First Issue – the “Wherein” Clause

The Federal Circuit noted that the district court concluded that the claim was directed to an ineligible “natural law” because the claim focused on a naturally occurring interaction between the labeled MuSK protein and the autoantibody. The Federal Circuit declined to follow the district court’s reasoning, stating that prior cases have not described interactions of two molecules as a claim directed to an ineligible “natural law,” even if such binding occurs according to natural laws. However, the Federal Circuit also declined to decide whether the district court’s rationale was correct since it found the claim ineligible based on the wherein clause instead. See Opinion at footnote 3.

The Federal Circuit’s reliance on the wherein clause to find the claim directed to ineligible subject matter raises the issue of whether the claim would have been found patent eligible if the wherein clause was missing from the claim. It could be argued that the wherein clause does not provide any patentable weight to the claim since it arguably does not change how the claimed method is performed, and was therefore unnecessary. Based on the Federal Circuit’s apparent reluctance to adopt the district court’s reasoning, it is possible that the claim would have been found patent eligible without the wherein clause.
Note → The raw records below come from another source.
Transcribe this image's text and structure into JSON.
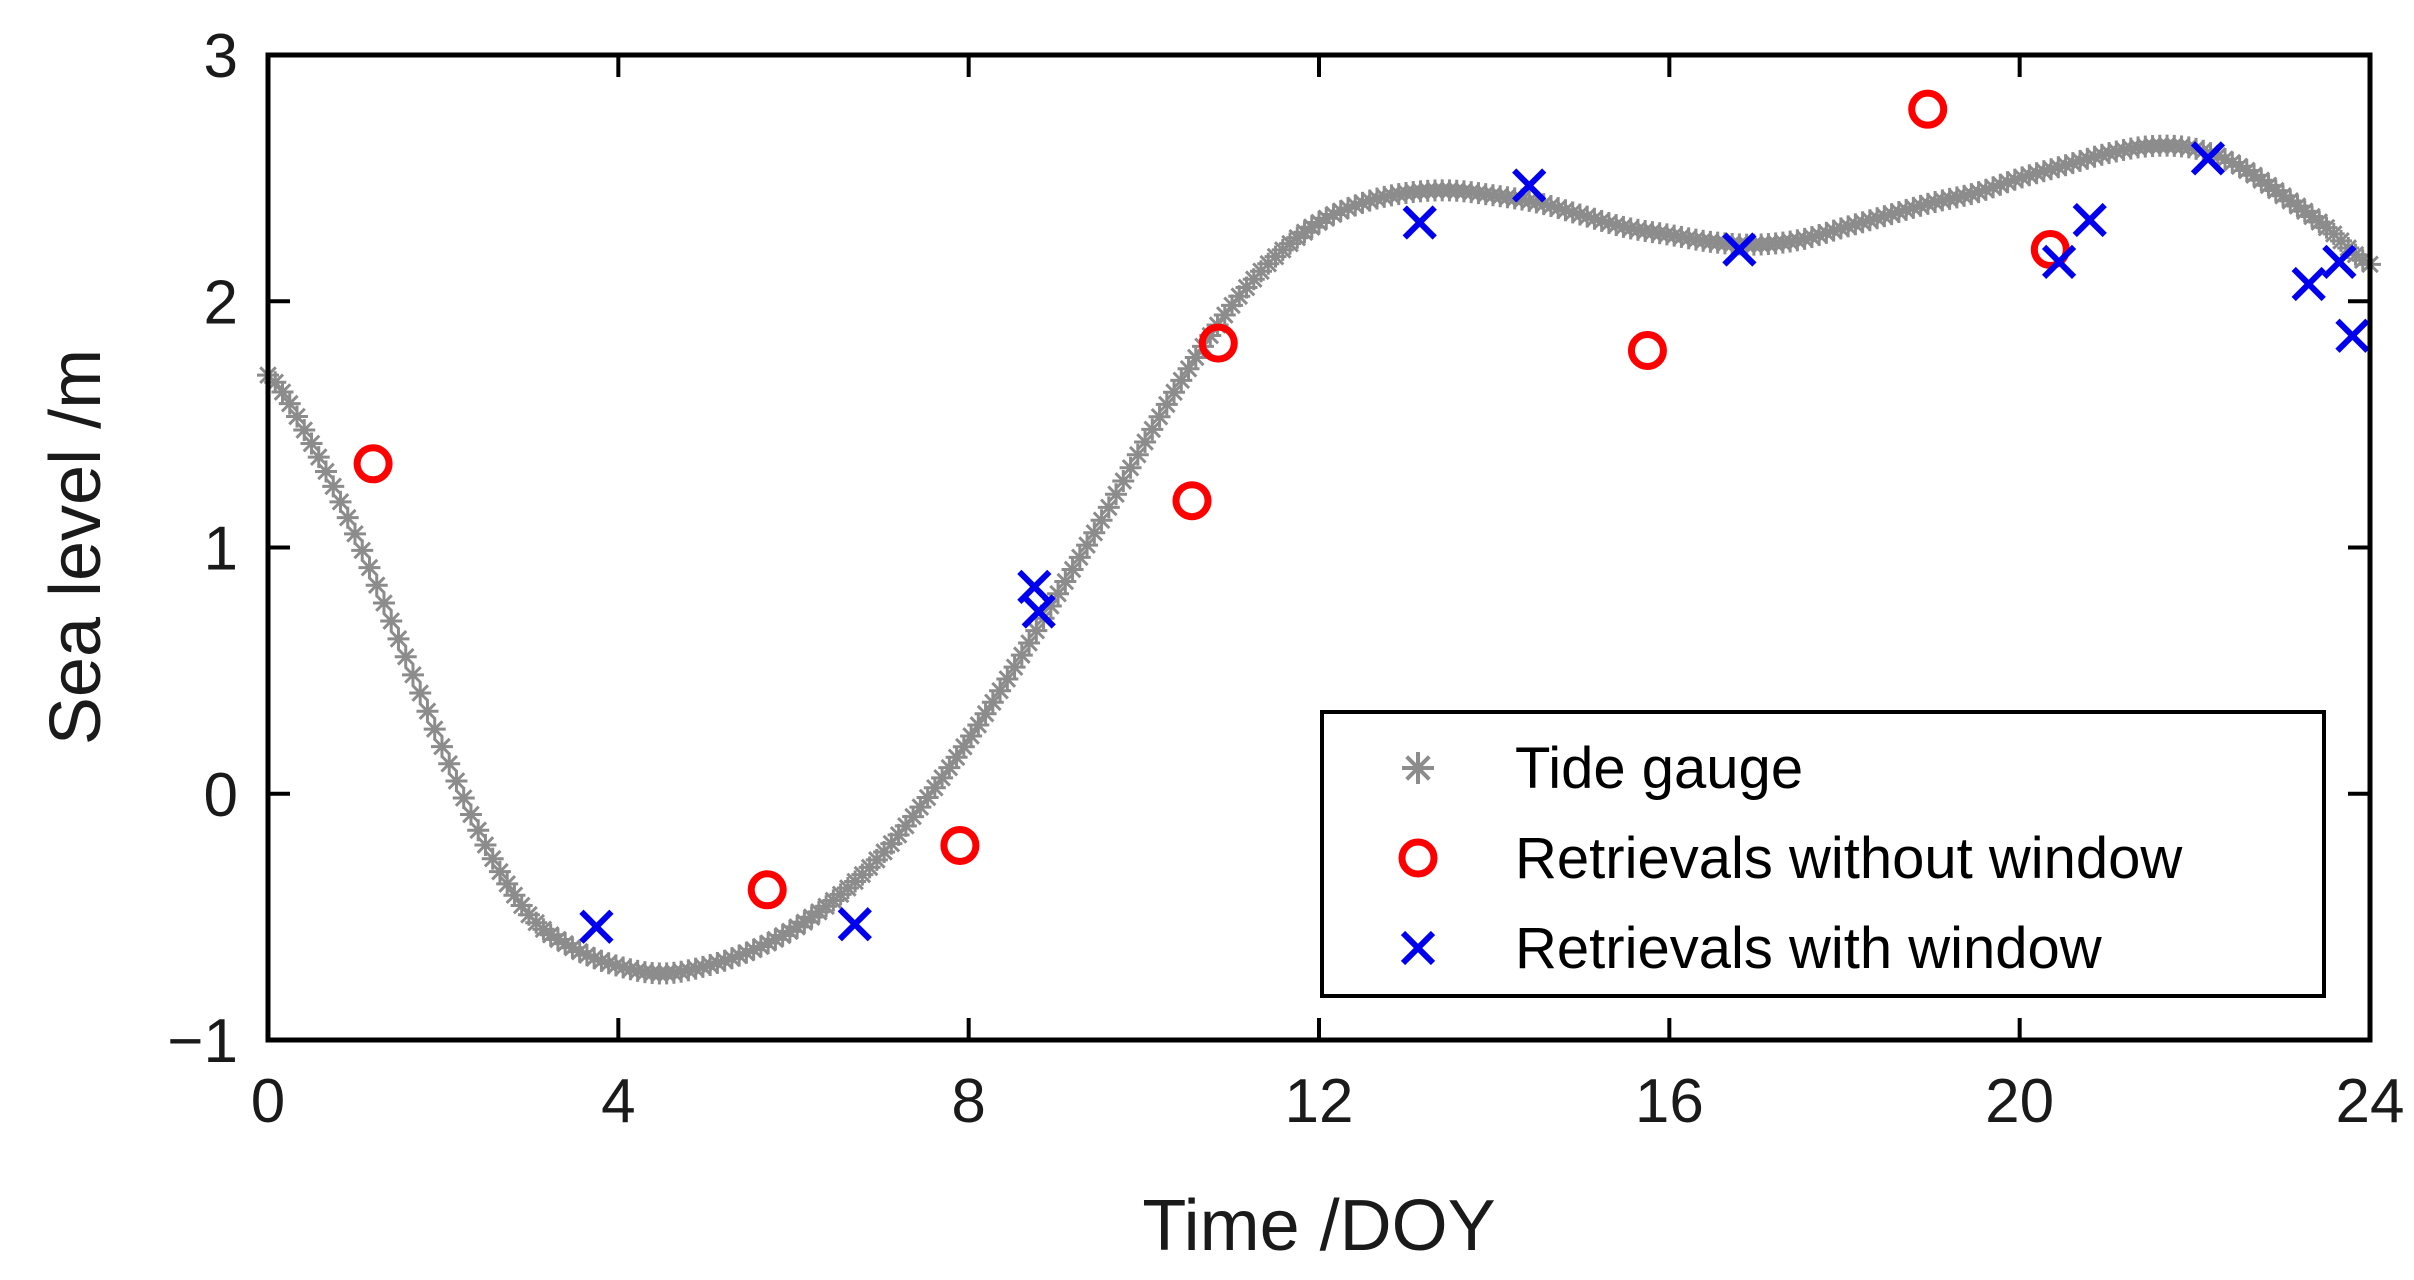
{
  "chart_data": {
    "type": "scatter",
    "title": "",
    "xlabel": "Time /DOY",
    "ylabel": "Sea level /m",
    "xlim": [
      0,
      24
    ],
    "ylim": [
      -1,
      3
    ],
    "xticks": [
      0,
      4,
      8,
      12,
      16,
      20,
      24
    ],
    "xtick_labels": [
      "0",
      "4",
      "8",
      "12",
      "16",
      "20",
      "24"
    ],
    "yticks": [
      -1,
      0,
      1,
      2,
      3
    ],
    "ytick_labels": [
      "−1",
      "0",
      "1",
      "2",
      "3"
    ],
    "grid": false,
    "legend_position": "bottom-right",
    "series": [
      {
        "name": "Tide gauge",
        "marker": "asterisk",
        "color": "#8c8c8c",
        "x": [
          0.0,
          0.5,
          1.0,
          1.5,
          2.0,
          2.5,
          3.0,
          3.5,
          4.0,
          4.5,
          5.0,
          5.5,
          6.0,
          6.5,
          7.0,
          7.5,
          8.0,
          8.5,
          9.0,
          9.5,
          10.0,
          10.5,
          11.0,
          11.5,
          12.0,
          12.5,
          13.0,
          13.5,
          14.0,
          14.5,
          15.0,
          15.5,
          16.0,
          16.5,
          17.0,
          17.5,
          18.0,
          18.5,
          19.0,
          19.5,
          20.0,
          20.5,
          21.0,
          21.5,
          22.0,
          22.5,
          23.0,
          23.5,
          24.0
        ],
        "y": [
          1.7,
          1.42,
          1.05,
          0.62,
          0.18,
          -0.22,
          -0.5,
          -0.63,
          -0.7,
          -0.73,
          -0.7,
          -0.64,
          -0.55,
          -0.42,
          -0.25,
          -0.03,
          0.22,
          0.5,
          0.8,
          1.1,
          1.42,
          1.72,
          1.98,
          2.18,
          2.32,
          2.4,
          2.44,
          2.45,
          2.43,
          2.4,
          2.35,
          2.3,
          2.27,
          2.24,
          2.23,
          2.25,
          2.3,
          2.35,
          2.4,
          2.44,
          2.5,
          2.55,
          2.6,
          2.63,
          2.62,
          2.55,
          2.43,
          2.3,
          2.15
        ]
      },
      {
        "name": "Retrievals without window",
        "marker": "circle",
        "color": "#ff0000",
        "x": [
          1.2,
          5.7,
          7.9,
          10.55,
          10.85,
          15.75,
          18.95,
          20.35
        ],
        "y": [
          1.34,
          -0.39,
          -0.21,
          1.19,
          1.83,
          1.8,
          2.78,
          2.21
        ]
      },
      {
        "name": "Retrievals with window",
        "marker": "x",
        "color": "#0000ee",
        "x": [
          3.75,
          6.7,
          8.75,
          8.8,
          13.15,
          14.4,
          16.8,
          20.45,
          20.8,
          22.15,
          23.3,
          23.65,
          23.8
        ],
        "y": [
          -0.54,
          -0.53,
          0.84,
          0.74,
          2.32,
          2.47,
          2.21,
          2.16,
          2.33,
          2.58,
          2.07,
          2.16,
          1.86
        ]
      }
    ]
  }
}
It is worth noting, however, that the Federal Circuit’s opinion states that the determination of what a claim is directed to is “based on both the written description and the claims.” Thus, a court may look beyond what is recited in the claims to determine patent eligibility. This could lead a court to find claims ineligible based on statements in the patent specification despite the lack of this type of wherein clause in the claims. This is in contrast to the most recent guidelines from the US Patent and Trademark Office (“PTO”), which require a patent examiner to review what is recited in the claim to determine what the claim is directed to: “If the claim does not recite a judicial exception, it is not directed to a judicial exception … and is patent eligible.” 2019 Revised Patent Subject Matter Eligibility Guidance, Federal Register (2019) 84(4):50 at p. 54 (emphasis added, herein after “PTO Guidance”).
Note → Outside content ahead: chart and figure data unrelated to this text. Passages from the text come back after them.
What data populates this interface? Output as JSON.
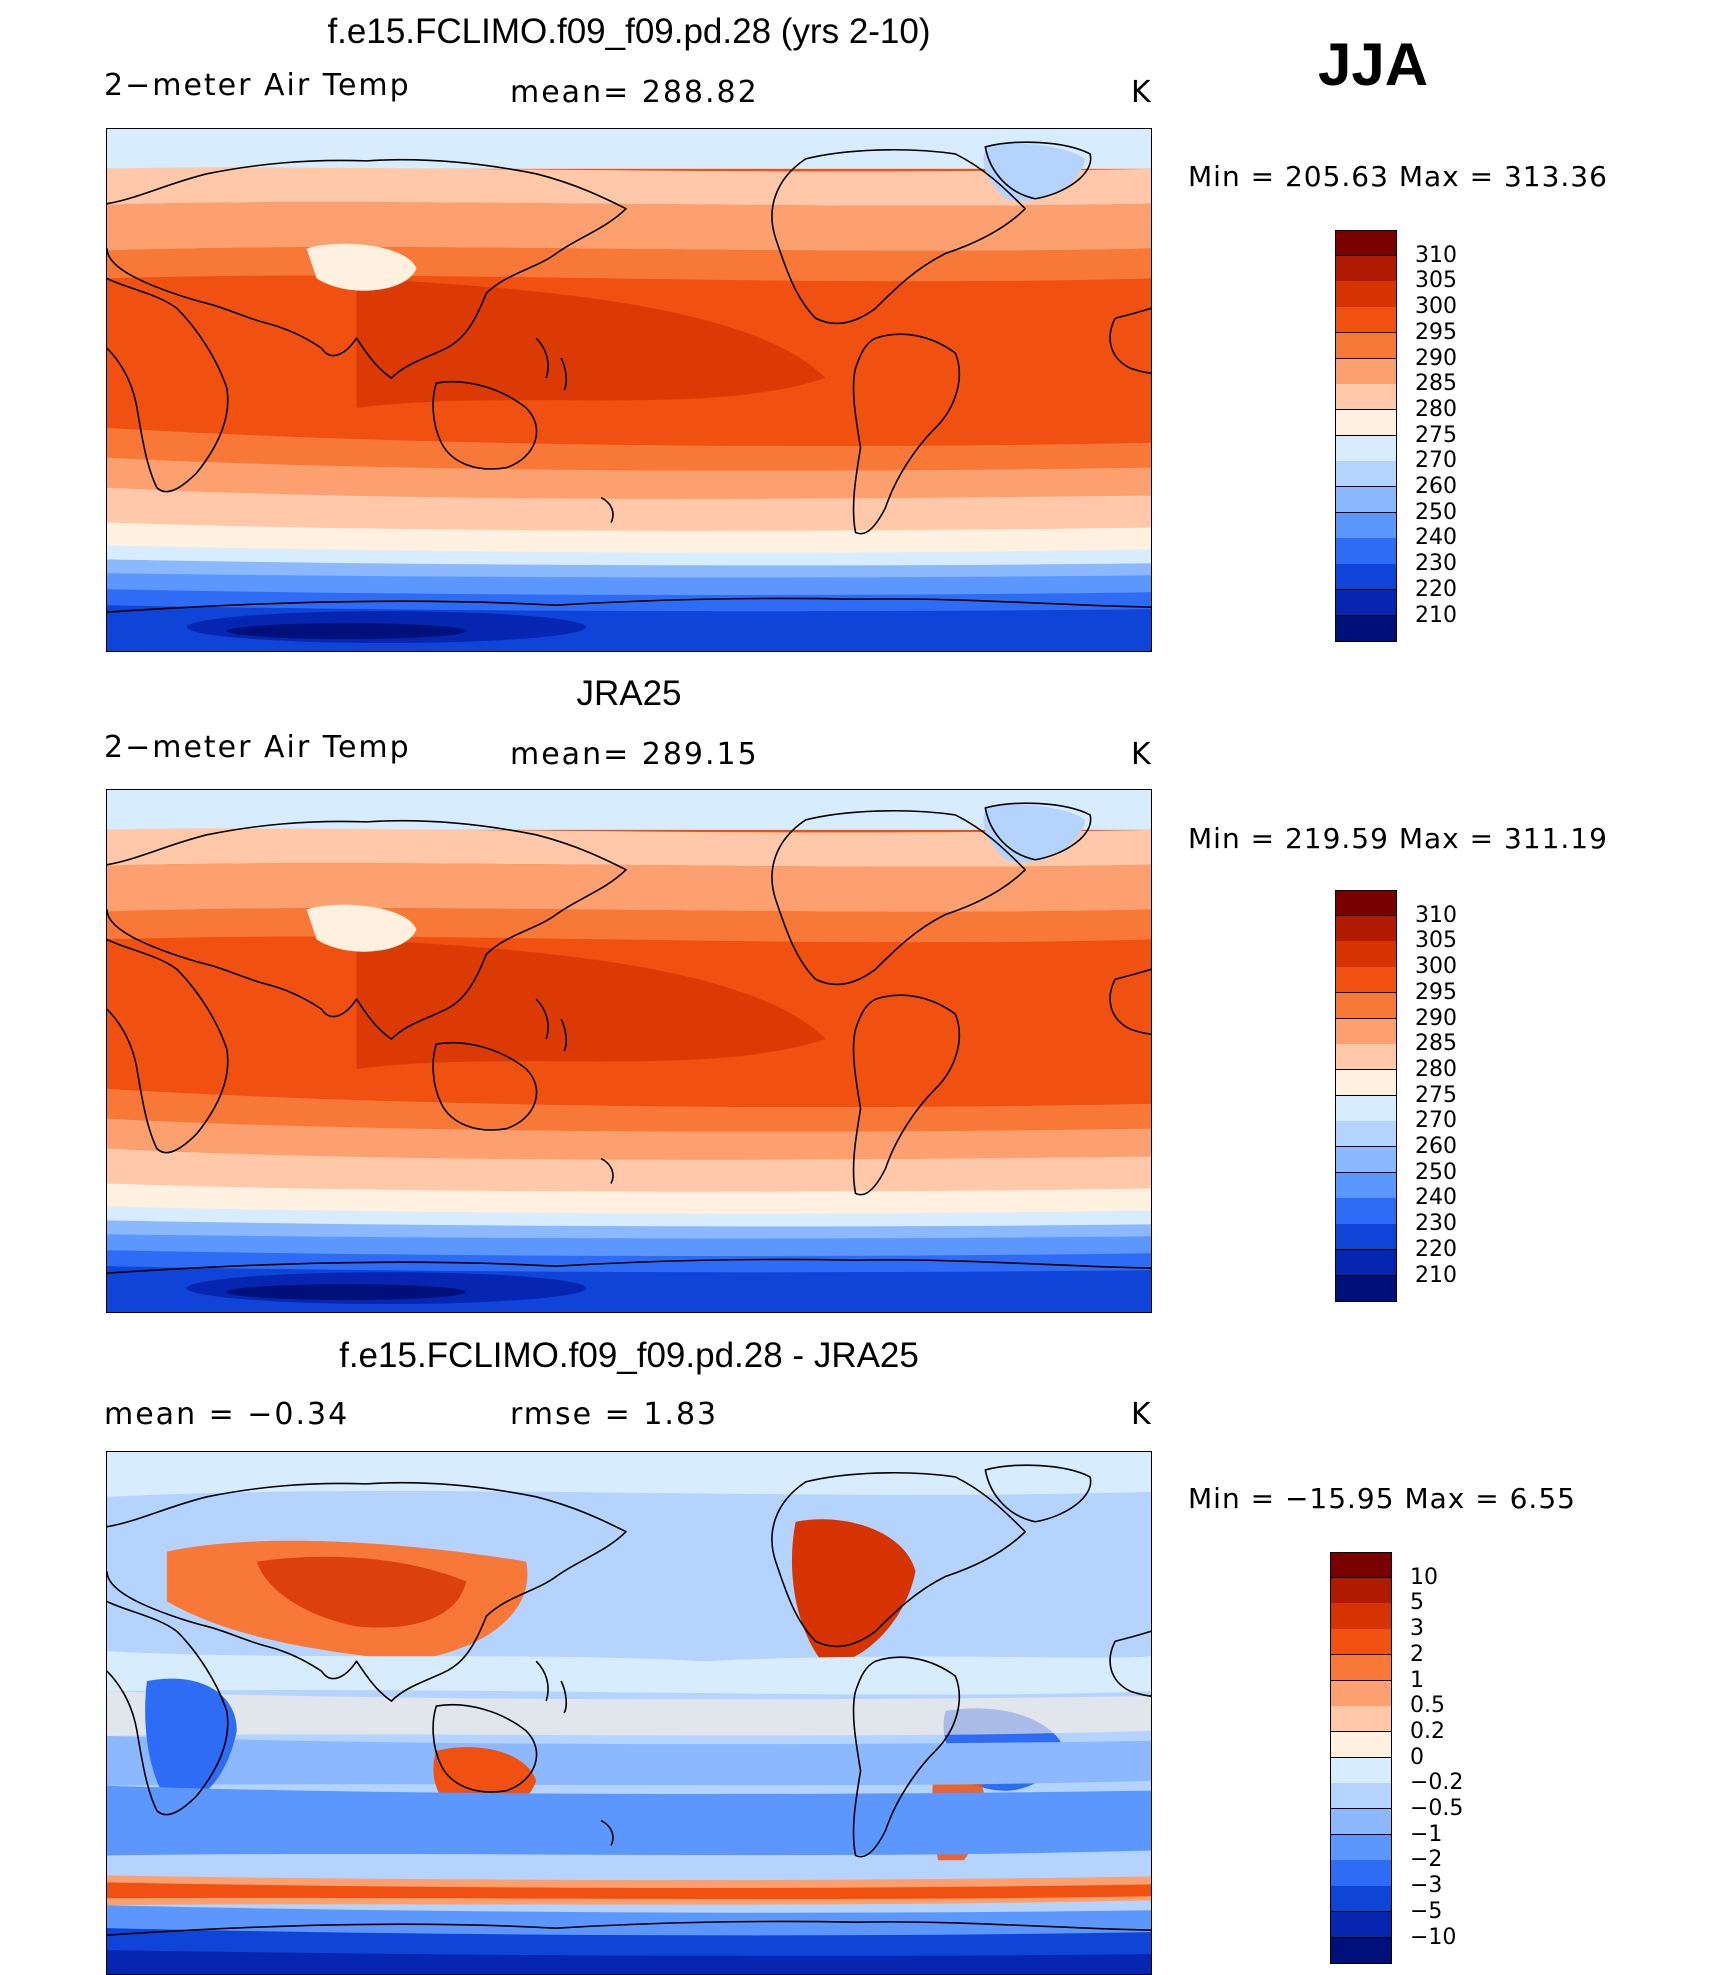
{
  "season": "JJA",
  "panels": [
    {
      "id": "model",
      "title": "f.e15.FCLIMO.f09_f09.pd.28 (yrs 2-10)",
      "left_label": "2−meter Air Temp",
      "mid_label": "mean=  288.82",
      "units": "K",
      "minmax": "Min  =  205.63  Max  =  313.36",
      "kind": "abs"
    },
    {
      "id": "obs",
      "title": "JRA25",
      "left_label": "2−meter Air Temp",
      "mid_label": "mean=  289.15",
      "units": "K",
      "minmax": "Min  =  219.59  Max  =  311.19",
      "kind": "abs"
    },
    {
      "id": "diff",
      "title": "f.e15.FCLIMO.f09_f09.pd.28 - JRA25",
      "left_label": "mean  =     −0.34",
      "mid_label": "rmse  =      1.83",
      "units": "K",
      "minmax": "Min  =  −15.95  Max  =       6.55",
      "kind": "diff"
    }
  ],
  "colorbars": {
    "abs": {
      "labels": [
        "310",
        "305",
        "300",
        "295",
        "290",
        "285",
        "280",
        "275",
        "270",
        "260",
        "250",
        "240",
        "230",
        "220",
        "210"
      ],
      "colors": [
        "#7a0000",
        "#b01a00",
        "#d63300",
        "#f05010",
        "#f87838",
        "#fca070",
        "#ffc8a8",
        "#fff0e0",
        "#d8ecff",
        "#b4d4ff",
        "#8cb8ff",
        "#5c96ff",
        "#2e6cf6",
        "#0e44d8",
        "#0626b2",
        "#00107a"
      ]
    },
    "diff": {
      "labels": [
        "10",
        "5",
        "3",
        "2",
        "1",
        "0.5",
        "0.2",
        "0",
        "−0.2",
        "−0.5",
        "−1",
        "−2",
        "−3",
        "−5",
        "−10"
      ],
      "colors": [
        "#7a0000",
        "#b01a00",
        "#d63300",
        "#f05010",
        "#f87838",
        "#fca070",
        "#ffc8a8",
        "#fff0e0",
        "#d8ecff",
        "#b4d4ff",
        "#8cb8ff",
        "#5c96ff",
        "#2e6cf6",
        "#0e44d8",
        "#0626b2",
        "#00107a"
      ]
    }
  }
}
Second Issue – “Well-understood, Routine, Conventional Steps”

In its opinion, the Federal Circuit stated that the steps to detect the autoantibodies recited in the claim – the steps of contacting a sample with labeled peptide, immunoprecipitating, and monitoring – are steps that were routine and conventional. The court concluded that the claims were therefore “directed to a natural law because they recite only the natural law together with standard techniques for observing it.” It is important to note that determining whether that the recited steps were routine and conventional was carried out under Step 1 of the Alice/Mayo analysis. Consideration of whether the recited steps are well-understood, routine and conventional is more often found in Step 2 of the analysis, where a court considers if the claim recites “something more” that transforms the judicial exception into a patent-eligible subject matter.
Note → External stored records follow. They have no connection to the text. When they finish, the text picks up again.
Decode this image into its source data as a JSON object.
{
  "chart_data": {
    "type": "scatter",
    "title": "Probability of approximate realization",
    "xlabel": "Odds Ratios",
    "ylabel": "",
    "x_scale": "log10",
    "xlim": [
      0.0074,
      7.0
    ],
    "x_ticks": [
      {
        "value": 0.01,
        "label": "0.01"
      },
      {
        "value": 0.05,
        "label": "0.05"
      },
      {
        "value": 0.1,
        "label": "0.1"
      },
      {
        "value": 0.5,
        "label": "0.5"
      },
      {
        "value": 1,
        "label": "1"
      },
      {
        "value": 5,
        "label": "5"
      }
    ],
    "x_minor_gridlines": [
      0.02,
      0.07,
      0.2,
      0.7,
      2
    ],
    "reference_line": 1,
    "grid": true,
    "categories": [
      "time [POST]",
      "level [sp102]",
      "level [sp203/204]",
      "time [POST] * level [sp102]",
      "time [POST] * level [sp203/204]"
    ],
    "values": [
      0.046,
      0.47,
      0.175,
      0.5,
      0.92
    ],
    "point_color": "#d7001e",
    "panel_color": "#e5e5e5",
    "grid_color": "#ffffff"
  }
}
The court’s consideration of whether the additional claim steps were routine and conventional in the Step 1 of the Alice/Mayo analysis contrasts with the PTO Guidance on Step 1 (referred to as “Step 2A” in the PTO Guidance). In the PTO Guidance, if a claim recites a judicial exception (e.g., a natural law or abstract idea), the claim is evaluated as a whole to determine whether it integrates the judicial exception into a practical application and is thus patent eligible. The PTO Guidance directs examiners to give weight to all additional elements recited in the claim, whether or not they are conventional. The PTO Guidance expressly states that this analysis “specifically excludes consideration of whether the additional elements represent well-understood, routine, conventional activity,” which is instead to be considered only as step 2 of the Alice/Mayo analysis (referred to as “Step 2B” in the PTO Guidance). PTO Guidance at p. 55 (emphasis added).

There is an obvious tension between the standards set forth by the court in Athena v. Mayo and the process described in the recent PTO Guidance. These tensions may affect strategies for pursuing patents at the PTO, and are likely to play out as the PTO continues to integrate court decisions with its guidelines.